The one contribution a CEO is uniquely expected to make is to give others vision and the ability to perform. Peter Drucker wrote this is in The Practice of Management almost 50 years ago, and it is the best one-sentence description of what a manager does that I have ever seen.
It is only those organizations that perform that are rewarded by the market. It is the CEO’s responsibility and task to create a performing organization capable of meeting the demands and needs of its customers in a competitive market. This requires giving the members of the organization a vision of what the company needs to do to meet those needs. In addition, this means the CEO must insure that their people be given the training, the tools, the information, and the leadership they need to perform.

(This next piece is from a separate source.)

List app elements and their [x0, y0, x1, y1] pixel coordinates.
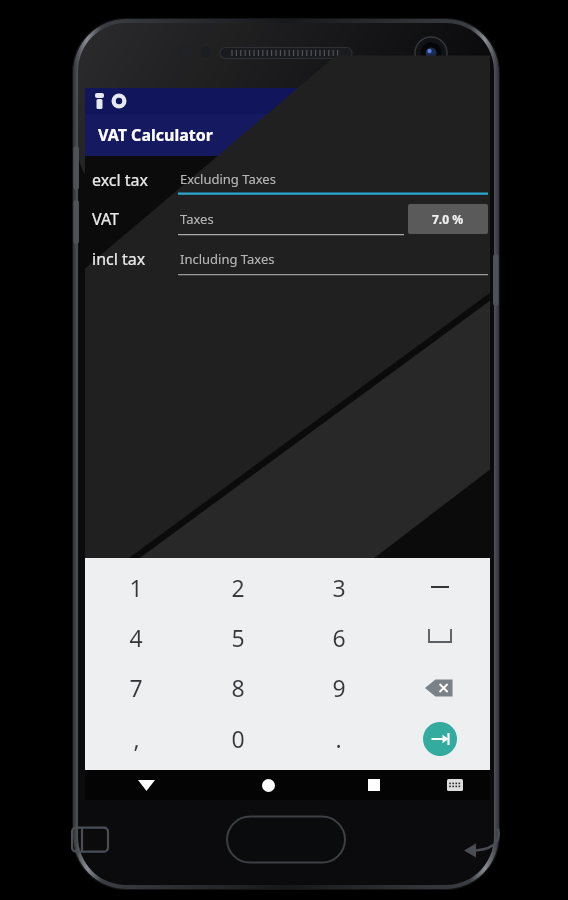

In the preceding paragraph, last sentence, we readily grasp in a clearly understood way what training, tools, and information mean. I don’t know that we understand leadership quite so clearly. When Drucker wrote this book, leadership was often summed up as making sure the organization was focused on doing the right things. These were things that moved you in the right direction, achieving the right goals, satisfying the right customers with the right products and services. There’s an old cliché that says “leaders do the right things, managers do things right.” We thought for a long time that we could separate leading and managing. It doesn’t work…there is too much confusing overlap.
When we’re digging into leadership, it’s impossible to make sense of it without realizing that it requires motivated, energized, and engaged followers. It is in this area where most of the work that has advanced the field of management has been done in the last 25–30 years. Here is some of what we’ve learned.
- We have learned that people whose behavioral traits match up well with the known traits of high performers in their field are more likely to do well in their jobs. Performance-Enjoyment Theory from the field of psychology tells us that if we enjoy at least 75% of the tasks required in our job, we are three times more likely to succeed in it.
- We have learned that organizations that work with their employees to help them get their expectations met begin to unlock an incredible amount of discretionary energy that employees bring with them to work every day. As they start to apply this discretionary energy they begin to get more engaged, more motivated, and more loyal. Costly turnover goes down and retention, productivity, and innovation go up.
- We have learned that the attributes of good team players can be understood, measured, and strengthened in team members who are weak in some areas. Whether we think of it often or not, most of the work accomplished in our companies today could not be done without people working as a team in well understood roles and responsibilities.
For years, profit leaders have consistently invested in their employees through various types of training. Most of this has been done to develop higher skill levels and deeper knowledge of their jobs. For most, investing in behavioral development of employees is still uncharted territory. It offers rich rewards in an environment where talent is hard to find and attract. It’s time to do something about it.